Véronique (André Messager)

Représentation du 21 janvier 2008

Théâtre du Châtelet

Hélène de Solanges (Véronique) Amel Brahim-Djelloul
Florestan de Valaincourt Dietrich Henschel
Agathe Coquenard Ingrid Perruche
Gaston Coquenard Laurent Alvaro
Ermerance de Champ d'Azur Doris Lamprecht
Séraphin Sébastien Guèze
Loustot Gilles Ragon
Tante Benoît Catherine Hosmalin

Direction musicale Jean-Christophe Spinosi
Mise en scène Fanny Ardant                                                  
Ingrid Perruche (Agathe)

A première vue, l’histoire de Véronique n’est que banale. Une jeune fille découvre que son futur époux aime la femme d’un fleuriste. Seulement, endetté jusqu’au cou, Florestan se résigne au mariage de raison.

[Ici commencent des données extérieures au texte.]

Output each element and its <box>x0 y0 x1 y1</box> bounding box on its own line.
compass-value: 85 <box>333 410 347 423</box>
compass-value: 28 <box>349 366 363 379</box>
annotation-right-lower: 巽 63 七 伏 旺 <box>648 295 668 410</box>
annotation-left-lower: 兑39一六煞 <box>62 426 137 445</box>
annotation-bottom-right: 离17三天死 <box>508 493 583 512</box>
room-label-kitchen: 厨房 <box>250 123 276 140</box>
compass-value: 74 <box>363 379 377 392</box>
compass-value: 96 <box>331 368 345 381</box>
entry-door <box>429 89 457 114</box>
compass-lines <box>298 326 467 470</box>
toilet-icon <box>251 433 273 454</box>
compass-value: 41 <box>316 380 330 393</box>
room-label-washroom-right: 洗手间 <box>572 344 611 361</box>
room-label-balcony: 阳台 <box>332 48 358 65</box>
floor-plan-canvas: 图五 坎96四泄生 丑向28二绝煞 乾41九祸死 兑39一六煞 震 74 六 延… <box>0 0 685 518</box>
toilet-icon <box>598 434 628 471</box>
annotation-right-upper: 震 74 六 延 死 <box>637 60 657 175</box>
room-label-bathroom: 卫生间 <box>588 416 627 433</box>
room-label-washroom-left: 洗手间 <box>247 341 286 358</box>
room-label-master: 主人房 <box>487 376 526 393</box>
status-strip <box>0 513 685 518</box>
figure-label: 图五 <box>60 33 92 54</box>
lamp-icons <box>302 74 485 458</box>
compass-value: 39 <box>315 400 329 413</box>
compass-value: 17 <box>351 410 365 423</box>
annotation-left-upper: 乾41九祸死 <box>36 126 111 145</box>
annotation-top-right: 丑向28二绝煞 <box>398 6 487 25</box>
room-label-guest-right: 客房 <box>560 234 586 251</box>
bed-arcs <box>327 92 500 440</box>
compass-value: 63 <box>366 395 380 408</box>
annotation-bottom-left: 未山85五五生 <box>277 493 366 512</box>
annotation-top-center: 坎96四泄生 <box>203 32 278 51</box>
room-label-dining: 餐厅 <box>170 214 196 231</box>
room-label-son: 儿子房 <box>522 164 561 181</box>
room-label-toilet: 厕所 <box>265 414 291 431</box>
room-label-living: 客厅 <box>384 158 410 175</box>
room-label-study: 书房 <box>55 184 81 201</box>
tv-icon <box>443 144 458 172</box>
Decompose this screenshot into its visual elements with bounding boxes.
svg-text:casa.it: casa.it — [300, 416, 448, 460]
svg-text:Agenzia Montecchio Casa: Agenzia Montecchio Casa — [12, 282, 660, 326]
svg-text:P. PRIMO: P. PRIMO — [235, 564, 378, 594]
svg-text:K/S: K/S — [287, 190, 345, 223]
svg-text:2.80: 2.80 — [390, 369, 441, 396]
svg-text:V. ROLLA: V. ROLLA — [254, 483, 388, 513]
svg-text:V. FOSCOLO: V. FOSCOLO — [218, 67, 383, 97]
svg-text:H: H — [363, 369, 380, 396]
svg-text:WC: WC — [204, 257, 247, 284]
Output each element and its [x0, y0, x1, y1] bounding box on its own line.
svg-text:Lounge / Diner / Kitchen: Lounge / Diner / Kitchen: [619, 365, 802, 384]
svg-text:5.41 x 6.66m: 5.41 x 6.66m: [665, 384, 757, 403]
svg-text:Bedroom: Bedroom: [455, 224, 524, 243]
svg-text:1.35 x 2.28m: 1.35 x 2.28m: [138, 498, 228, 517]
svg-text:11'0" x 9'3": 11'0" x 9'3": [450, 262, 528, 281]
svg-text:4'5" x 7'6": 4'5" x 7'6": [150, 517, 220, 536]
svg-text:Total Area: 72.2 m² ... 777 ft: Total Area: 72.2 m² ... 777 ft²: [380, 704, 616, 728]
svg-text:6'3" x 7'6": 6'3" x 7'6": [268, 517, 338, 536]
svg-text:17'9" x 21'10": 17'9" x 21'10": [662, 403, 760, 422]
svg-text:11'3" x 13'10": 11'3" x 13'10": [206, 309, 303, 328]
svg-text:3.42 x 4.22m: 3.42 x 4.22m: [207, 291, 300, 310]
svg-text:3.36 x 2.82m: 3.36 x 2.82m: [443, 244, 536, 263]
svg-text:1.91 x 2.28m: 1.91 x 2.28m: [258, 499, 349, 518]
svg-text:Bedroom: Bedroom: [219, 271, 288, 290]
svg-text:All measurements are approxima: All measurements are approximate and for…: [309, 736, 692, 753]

Tout le premier acte chez le fleuriste Coquenard met en place l’intrigue, sorte de défilé de personnages surexcités,  comédiens dans la comédie, finalement à l’image d’un milieu mondain léger et en perpétuelle représentation.

D’emblée, Fanny Ardant ne se pose aucune limite, les personnages les plus excentriques se pavanent avec une débauche de costumes et de couleurs, le spectateur en a plein la vue et se demande tout de même combien de temps cela va durer ! 

Heureusement, les deux parties suivantes réservent de très beaux moments de vérité que ce soit le duo entre Florestan et Véronique ou bien la complainte d’Ermerance considérant sa réelle solitude. Et tout cela sans que le sérieux ne prenne le dessus. 

Visuellement, le deuxième acte à Romainville est le plus réussi si l’on considère la fusion impeccable entre la vidéo illustrant les paysages de campagne, et les décors et lumières de la scène. 

La mise en valeur de la vie dans tous les tableaux de cette œuvre ( plein de choses se passent dans les vidéos) est également une constante qui ne surprend guère chez une femme aussi passionnée que Fanny Ardant.

                                                            Amel Brahim-Djelloul (Véronique) et Dietrich Henschel (Florestan)

Bien que la dynamique musicale ne soit particulièrement pas accentuée au premier acte, la direction de Jean-Christophe Spinosi se fond très bien dans l’ensemble.

Tous les artistes sont excellents acteurs. Laurent Alvaro est nettement le plus sonore, Dietrich Henschel exprime les plus beaux sentiments, Doris Lamprecht nous réjouit de sa drôlerie, Ingrid Perruche s’amuse sans complexes, et Amel Brahim-Djelloul évoque tant l’espièglerie d’Audrey Hepburn qu’elle achève de faire de cet Opéra Comique une transposition vivante et très élégante des comédies américaines des années 50-60.

Sans doute n'est-ce qu'un hasard si Fanny Ardant resitue l'histoire en 1953, qui est aussi l'année où l'actrice d'Hollywood reçut son premier Oscar.